The following commentary comes from an independent investor or market observer as part of TheStreet's guest contributor program, which is separate from the company's news coverage.
NEW YORK (
TheStreet) -- In today's press conference, the new European Central Bank (ECB) president,
made it clear that he understands what the ECB can do to affect monetary policy, he understands what political leaders must do to deliver fiscal stability, and he understands that Europe's growth prospects have been lowered for 2012 and the ECB must take on non-standard measures to limit the damage.
In addition to lowering the key ECB lending rates by a quarter point, Draghi announced several non-standard measures to facilitate lending and liquidity. This includes extending the lending duration of longer term refinance options (LTRO) to 36 months. Twenty-four months had been anticipated. Among other things, in the first quarter of 2012, $230 billion of bonds are coming to maturity and this measure will facilitate refinancing.
Also announced were lowering the eligibility of what constitutes loan collateral and reducing reserve requirements from 2% to 1%.
When asked if the ECB would be engaging in large-scale government bond purchases, his answer was a simple no. And it will remain no. By treaty the ECB is prohibited from financing government operations.

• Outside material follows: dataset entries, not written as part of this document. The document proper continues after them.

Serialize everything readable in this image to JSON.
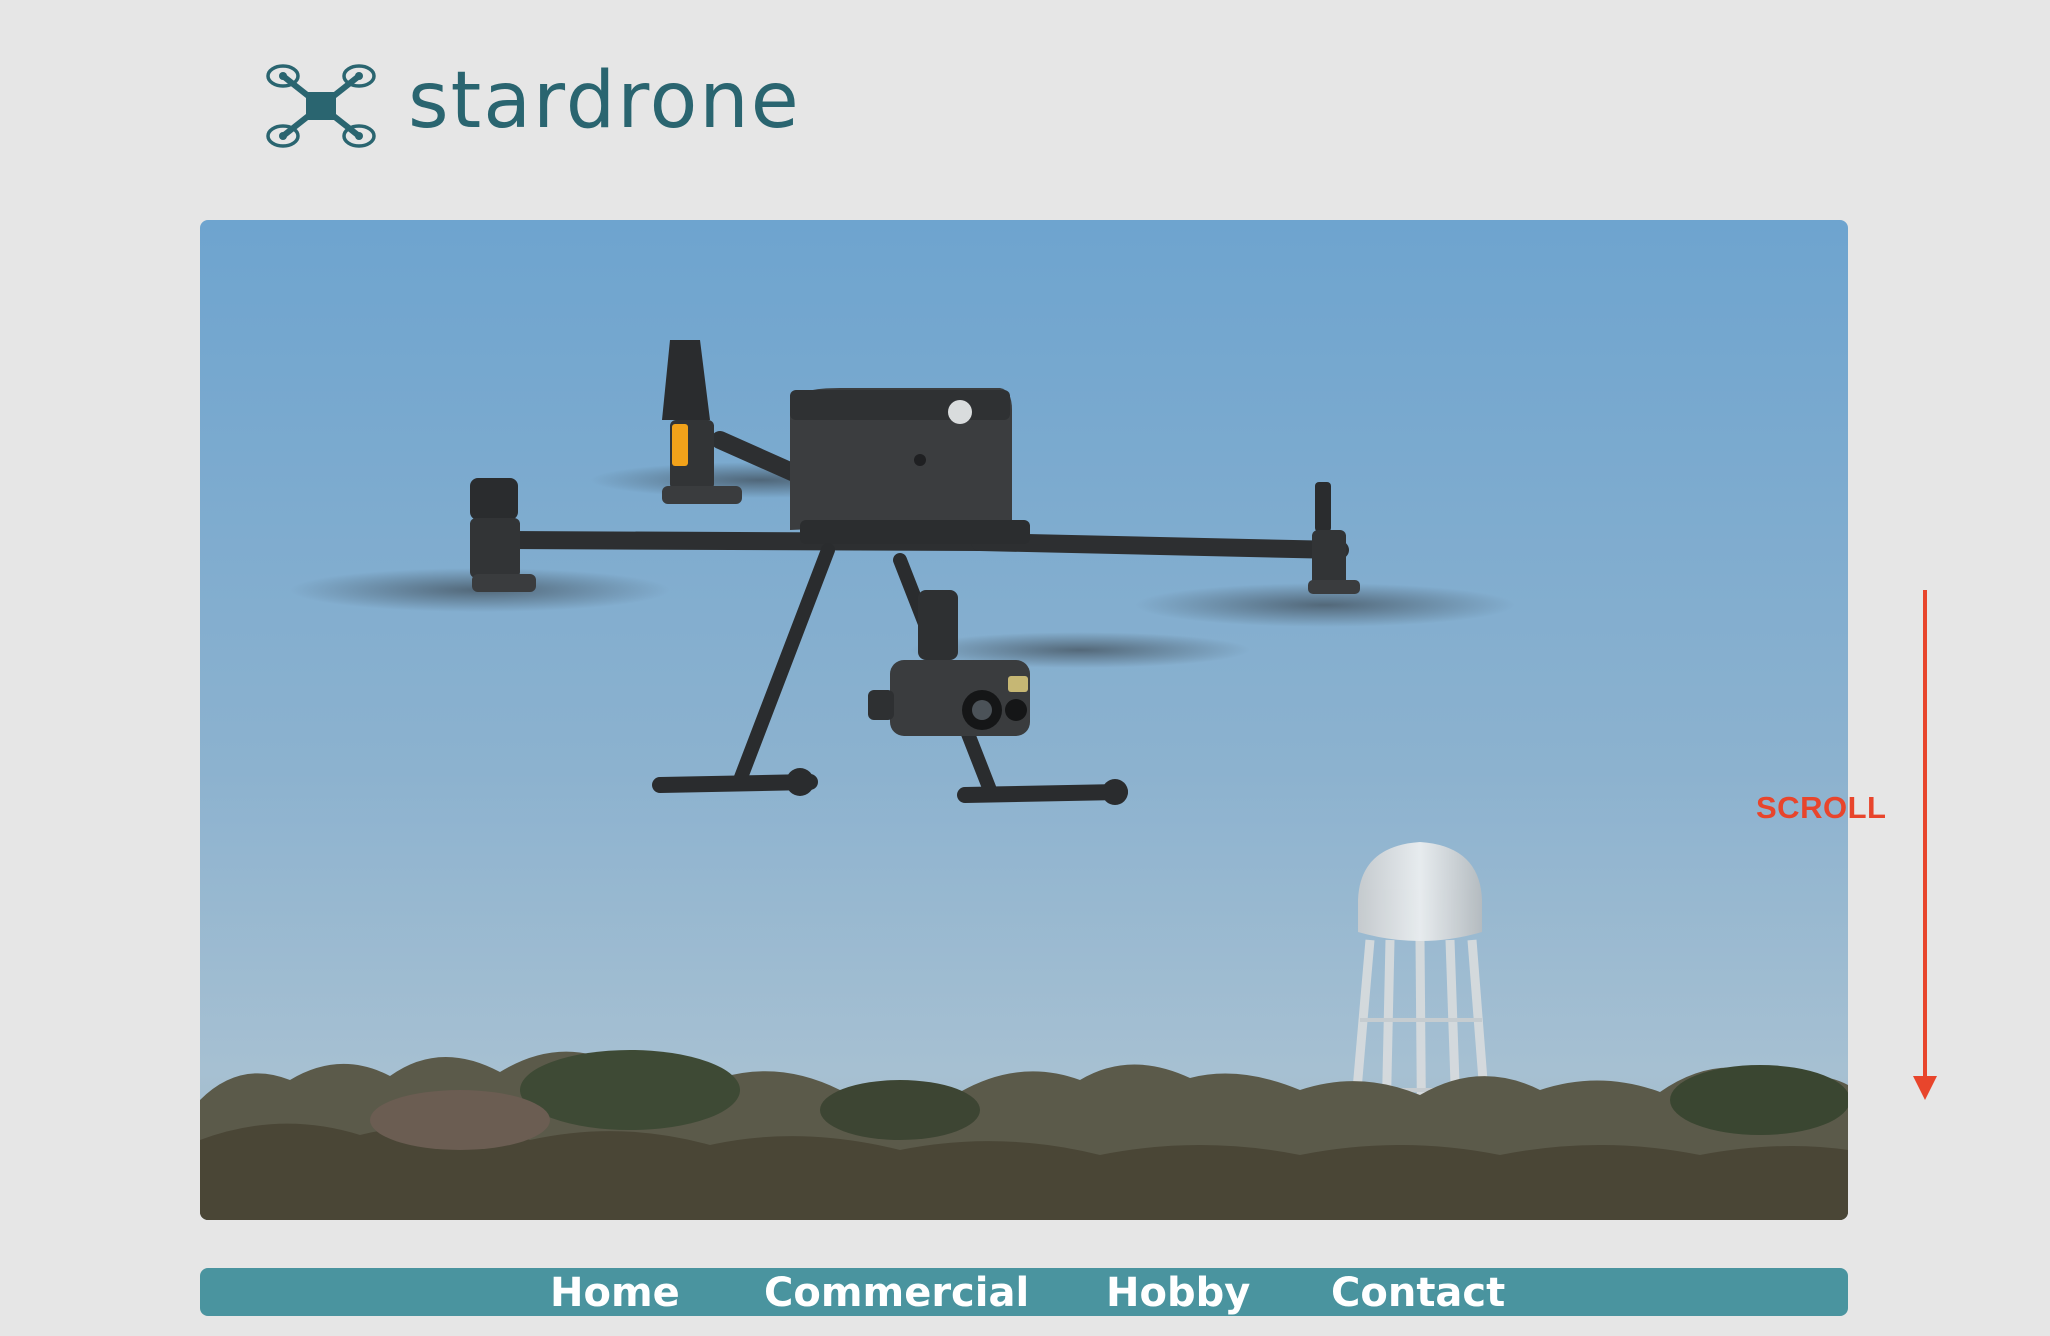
{
  "brand": {
    "name": "stardrone",
    "logo_icon": "quadcopter-icon",
    "color": "#2a6570"
  },
  "hero": {
    "image": "drone-hero-image",
    "scene": [
      "drone",
      "water-tower",
      "treeline",
      "sky"
    ]
  },
  "scroll_hint": {
    "label": "SCROLL",
    "icon": "down-arrow-icon",
    "color": "#e8452c"
  },
  "nav": {
    "background": "#4a949f",
    "items": [
      {
        "label": "Home"
      },
      {
        "label": "Commercial"
      },
      {
        "label": "Hobby"
      },
      {
        "label": "Contact"
      }
    ]
  }
}
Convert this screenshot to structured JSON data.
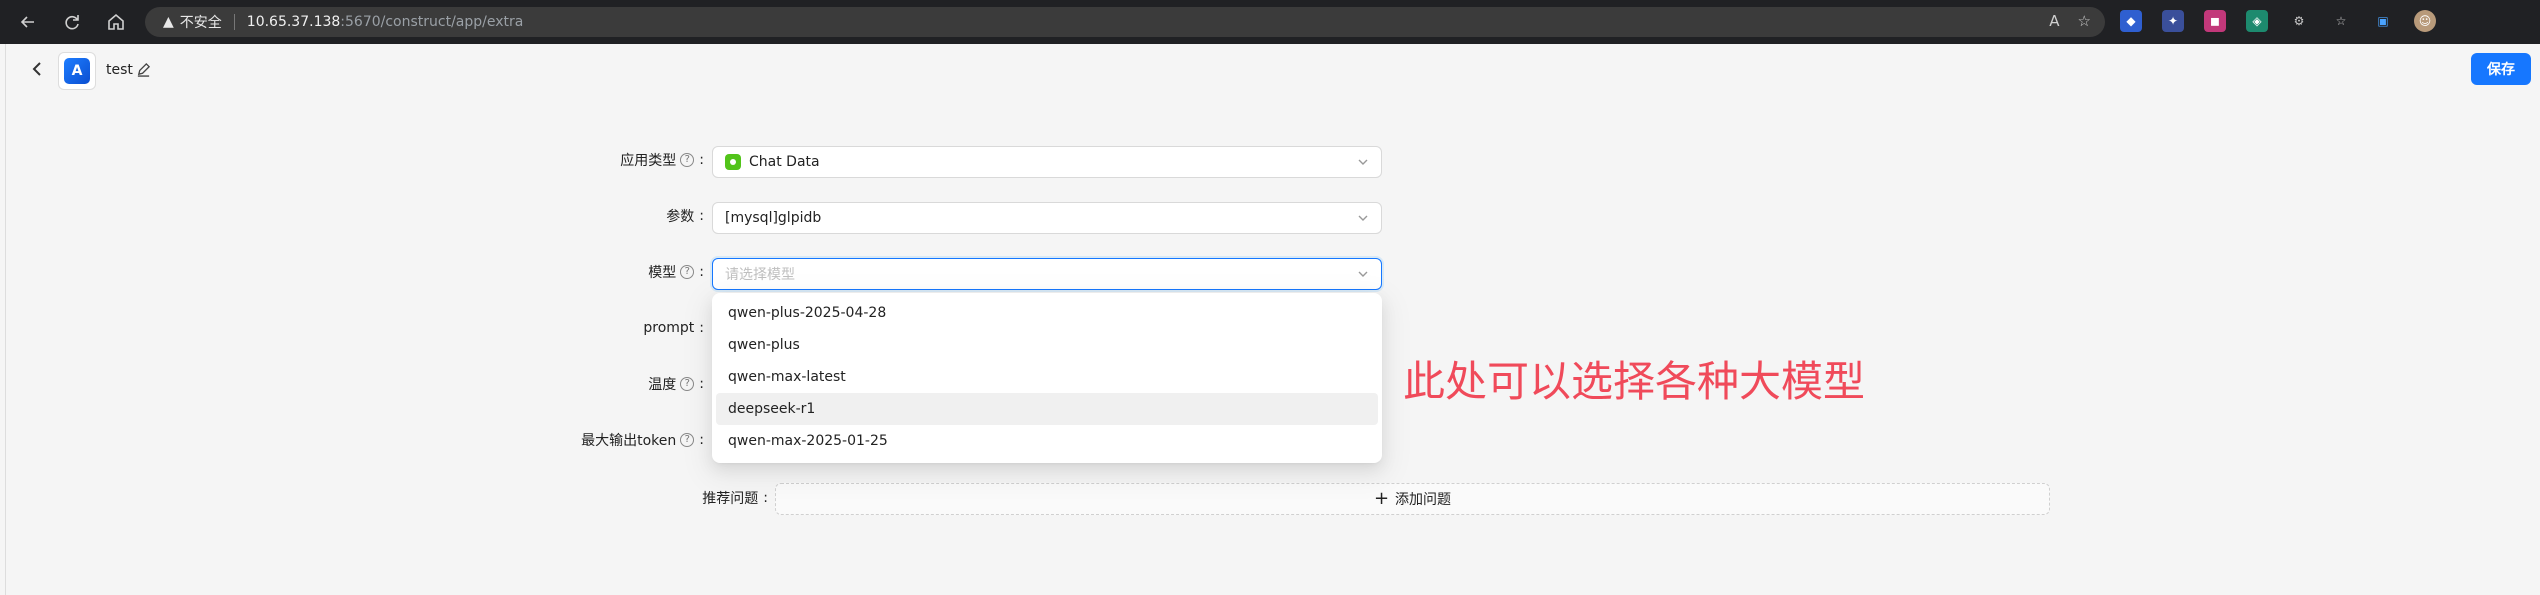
{
  "browser": {
    "security_label": "不安全",
    "url_host": "10.65.37.138",
    "url_path": ":5670/construct/app/extra"
  },
  "header": {
    "app_name": "test",
    "logo_text": "A",
    "save_label": "保存"
  },
  "form": {
    "app_type": {
      "label": "应用类型",
      "value": "Chat Data"
    },
    "params": {
      "label": "参数",
      "value": "[mysql]glpidb"
    },
    "model": {
      "label": "模型",
      "placeholder": "请选择模型"
    },
    "prompt": {
      "label": "prompt"
    },
    "temperature": {
      "label": "温度"
    },
    "max_tokens": {
      "label": "最大输出token"
    },
    "recommended": {
      "label": "推荐问题",
      "add_label": "添加问题"
    }
  },
  "dropdown": {
    "options": [
      "qwen-plus-2025-04-28",
      "qwen-plus",
      "qwen-max-latest",
      "deepseek-r1",
      "qwen-max-2025-01-25"
    ],
    "highlighted": "deepseek-r1"
  },
  "annotation": "此处可以选择各种大模型",
  "colors": {
    "primary": "#1677ff",
    "annotation": "#f04a5a",
    "chrome": "#202124"
  }
}
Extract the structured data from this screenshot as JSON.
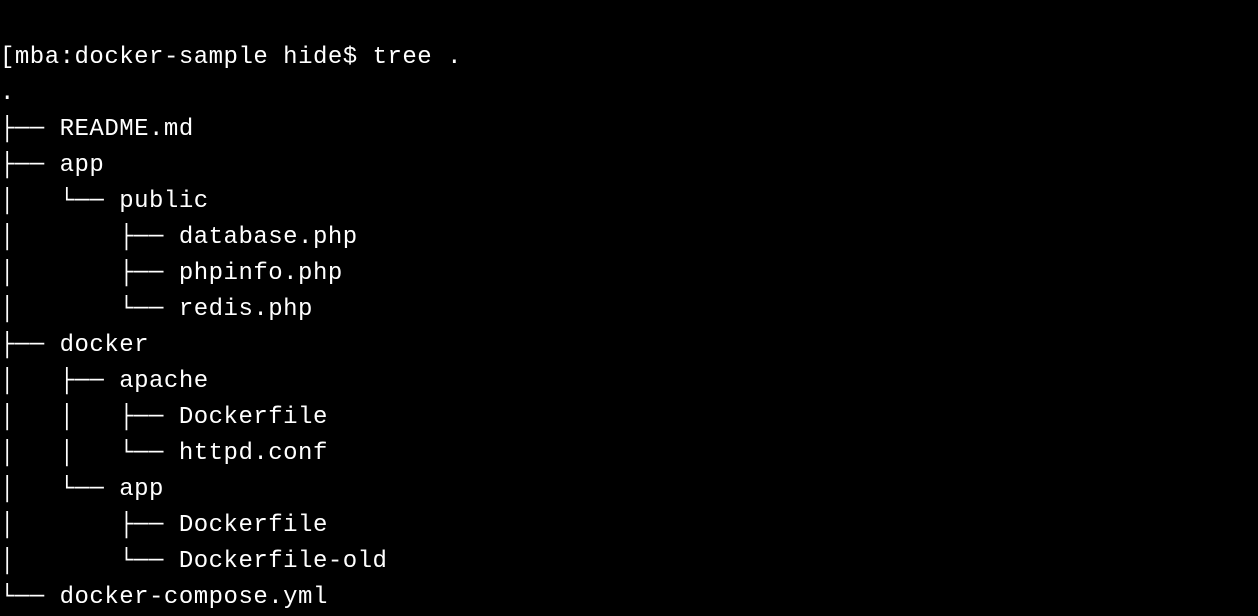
{
  "prompt": {
    "leading_bracket": "[",
    "host": "mba",
    "separator1": ":",
    "directory": "docker-sample",
    "user": "hide",
    "separator2": "$",
    "command": "tree ."
  },
  "tree": {
    "root": ".",
    "lines": [
      "├── README.md",
      "├── app",
      "│   └── public",
      "│       ├── database.php",
      "│       ├── phpinfo.php",
      "│       └── redis.php",
      "├── docker",
      "│   ├── apache",
      "│   │   ├── Dockerfile",
      "│   │   └── httpd.conf",
      "│   └── app",
      "│       ├── Dockerfile",
      "│       └── Dockerfile-old",
      "└── docker-compose.yml"
    ]
  }
}
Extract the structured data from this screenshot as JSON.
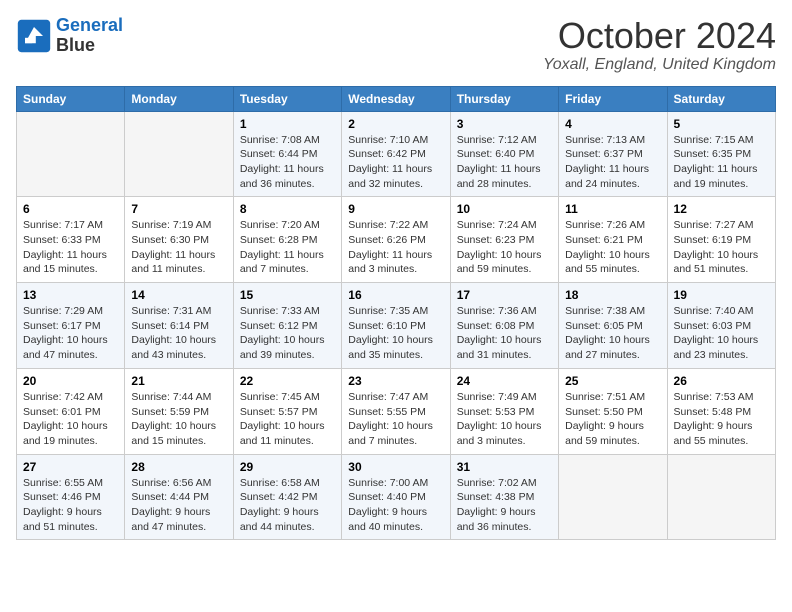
{
  "header": {
    "logo_line1": "General",
    "logo_line2": "Blue",
    "month": "October 2024",
    "location": "Yoxall, England, United Kingdom"
  },
  "weekdays": [
    "Sunday",
    "Monday",
    "Tuesday",
    "Wednesday",
    "Thursday",
    "Friday",
    "Saturday"
  ],
  "weeks": [
    [
      {
        "day": "",
        "sunrise": "",
        "sunset": "",
        "daylight": ""
      },
      {
        "day": "",
        "sunrise": "",
        "sunset": "",
        "daylight": ""
      },
      {
        "day": "1",
        "sunrise": "Sunrise: 7:08 AM",
        "sunset": "Sunset: 6:44 PM",
        "daylight": "Daylight: 11 hours and 36 minutes."
      },
      {
        "day": "2",
        "sunrise": "Sunrise: 7:10 AM",
        "sunset": "Sunset: 6:42 PM",
        "daylight": "Daylight: 11 hours and 32 minutes."
      },
      {
        "day": "3",
        "sunrise": "Sunrise: 7:12 AM",
        "sunset": "Sunset: 6:40 PM",
        "daylight": "Daylight: 11 hours and 28 minutes."
      },
      {
        "day": "4",
        "sunrise": "Sunrise: 7:13 AM",
        "sunset": "Sunset: 6:37 PM",
        "daylight": "Daylight: 11 hours and 24 minutes."
      },
      {
        "day": "5",
        "sunrise": "Sunrise: 7:15 AM",
        "sunset": "Sunset: 6:35 PM",
        "daylight": "Daylight: 11 hours and 19 minutes."
      }
    ],
    [
      {
        "day": "6",
        "sunrise": "Sunrise: 7:17 AM",
        "sunset": "Sunset: 6:33 PM",
        "daylight": "Daylight: 11 hours and 15 minutes."
      },
      {
        "day": "7",
        "sunrise": "Sunrise: 7:19 AM",
        "sunset": "Sunset: 6:30 PM",
        "daylight": "Daylight: 11 hours and 11 minutes."
      },
      {
        "day": "8",
        "sunrise": "Sunrise: 7:20 AM",
        "sunset": "Sunset: 6:28 PM",
        "daylight": "Daylight: 11 hours and 7 minutes."
      },
      {
        "day": "9",
        "sunrise": "Sunrise: 7:22 AM",
        "sunset": "Sunset: 6:26 PM",
        "daylight": "Daylight: 11 hours and 3 minutes."
      },
      {
        "day": "10",
        "sunrise": "Sunrise: 7:24 AM",
        "sunset": "Sunset: 6:23 PM",
        "daylight": "Daylight: 10 hours and 59 minutes."
      },
      {
        "day": "11",
        "sunrise": "Sunrise: 7:26 AM",
        "sunset": "Sunset: 6:21 PM",
        "daylight": "Daylight: 10 hours and 55 minutes."
      },
      {
        "day": "12",
        "sunrise": "Sunrise: 7:27 AM",
        "sunset": "Sunset: 6:19 PM",
        "daylight": "Daylight: 10 hours and 51 minutes."
      }
    ],
    [
      {
        "day": "13",
        "sunrise": "Sunrise: 7:29 AM",
        "sunset": "Sunset: 6:17 PM",
        "daylight": "Daylight: 10 hours and 47 minutes."
      },
      {
        "day": "14",
        "sunrise": "Sunrise: 7:31 AM",
        "sunset": "Sunset: 6:14 PM",
        "daylight": "Daylight: 10 hours and 43 minutes."
      },
      {
        "day": "15",
        "sunrise": "Sunrise: 7:33 AM",
        "sunset": "Sunset: 6:12 PM",
        "daylight": "Daylight: 10 hours and 39 minutes."
      },
      {
        "day": "16",
        "sunrise": "Sunrise: 7:35 AM",
        "sunset": "Sunset: 6:10 PM",
        "daylight": "Daylight: 10 hours and 35 minutes."
      },
      {
        "day": "17",
        "sunrise": "Sunrise: 7:36 AM",
        "sunset": "Sunset: 6:08 PM",
        "daylight": "Daylight: 10 hours and 31 minutes."
      },
      {
        "day": "18",
        "sunrise": "Sunrise: 7:38 AM",
        "sunset": "Sunset: 6:05 PM",
        "daylight": "Daylight: 10 hours and 27 minutes."
      },
      {
        "day": "19",
        "sunrise": "Sunrise: 7:40 AM",
        "sunset": "Sunset: 6:03 PM",
        "daylight": "Daylight: 10 hours and 23 minutes."
      }
    ],
    [
      {
        "day": "20",
        "sunrise": "Sunrise: 7:42 AM",
        "sunset": "Sunset: 6:01 PM",
        "daylight": "Daylight: 10 hours and 19 minutes."
      },
      {
        "day": "21",
        "sunrise": "Sunrise: 7:44 AM",
        "sunset": "Sunset: 5:59 PM",
        "daylight": "Daylight: 10 hours and 15 minutes."
      },
      {
        "day": "22",
        "sunrise": "Sunrise: 7:45 AM",
        "sunset": "Sunset: 5:57 PM",
        "daylight": "Daylight: 10 hours and 11 minutes."
      },
      {
        "day": "23",
        "sunrise": "Sunrise: 7:47 AM",
        "sunset": "Sunset: 5:55 PM",
        "daylight": "Daylight: 10 hours and 7 minutes."
      },
      {
        "day": "24",
        "sunrise": "Sunrise: 7:49 AM",
        "sunset": "Sunset: 5:53 PM",
        "daylight": "Daylight: 10 hours and 3 minutes."
      },
      {
        "day": "25",
        "sunrise": "Sunrise: 7:51 AM",
        "sunset": "Sunset: 5:50 PM",
        "daylight": "Daylight: 9 hours and 59 minutes."
      },
      {
        "day": "26",
        "sunrise": "Sunrise: 7:53 AM",
        "sunset": "Sunset: 5:48 PM",
        "daylight": "Daylight: 9 hours and 55 minutes."
      }
    ],
    [
      {
        "day": "27",
        "sunrise": "Sunrise: 6:55 AM",
        "sunset": "Sunset: 4:46 PM",
        "daylight": "Daylight: 9 hours and 51 minutes."
      },
      {
        "day": "28",
        "sunrise": "Sunrise: 6:56 AM",
        "sunset": "Sunset: 4:44 PM",
        "daylight": "Daylight: 9 hours and 47 minutes."
      },
      {
        "day": "29",
        "sunrise": "Sunrise: 6:58 AM",
        "sunset": "Sunset: 4:42 PM",
        "daylight": "Daylight: 9 hours and 44 minutes."
      },
      {
        "day": "30",
        "sunrise": "Sunrise: 7:00 AM",
        "sunset": "Sunset: 4:40 PM",
        "daylight": "Daylight: 9 hours and 40 minutes."
      },
      {
        "day": "31",
        "sunrise": "Sunrise: 7:02 AM",
        "sunset": "Sunset: 4:38 PM",
        "daylight": "Daylight: 9 hours and 36 minutes."
      },
      {
        "day": "",
        "sunrise": "",
        "sunset": "",
        "daylight": ""
      },
      {
        "day": "",
        "sunrise": "",
        "sunset": "",
        "daylight": ""
      }
    ]
  ]
}
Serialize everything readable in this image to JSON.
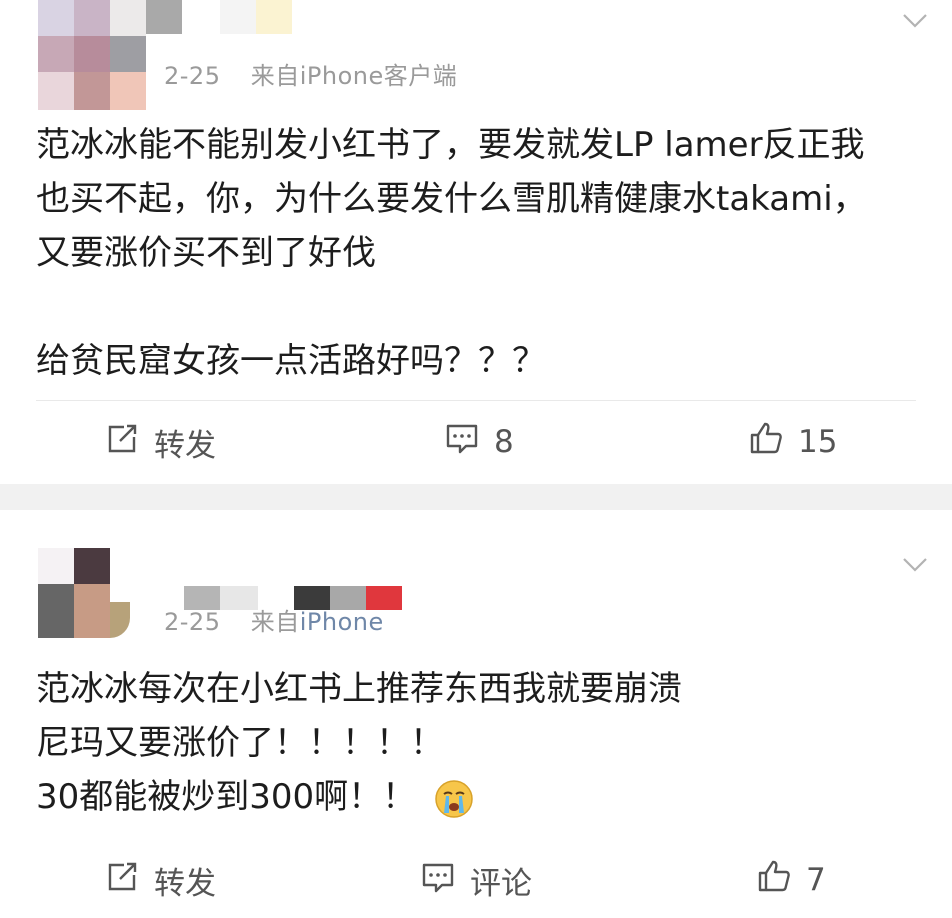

It was, however, made clear that the ECB can act as an agent for the European Financial Stability Facility (EFSF) in any bond purchasing operations. So while bond repurchases are necessarily off the table for the ECB, they are not off the table as a means to deliver eurozone stability.
Similar to Bernanke at former press conferences, Draghi made it clear that the ECB's monetary tools can only do so much. The other side of the equation is what can and must be done with fiscal policy by the EU member nations. For Europe, this may actually be a simpler process than in gridlocked Washington. A fiscal compact by EU member nations is currently under negotiation. Included are new obligatory policies on debt and deficit levels, mechanisms to stabilize the eurozone bailout fund and structural reforms that will deliver labor market flexibility and permit EU members to increase their export competitiveness.
On the breakup of the EU, Draghi said, "breakup is quite far fetched." With the new non-standard measures that are designed to keep credit flowing and presumably an inside track on the negotiations for the new fiscal compact, there is some reason to be cautiously optimistic that Europe does finally understand the nature of their financial crisis.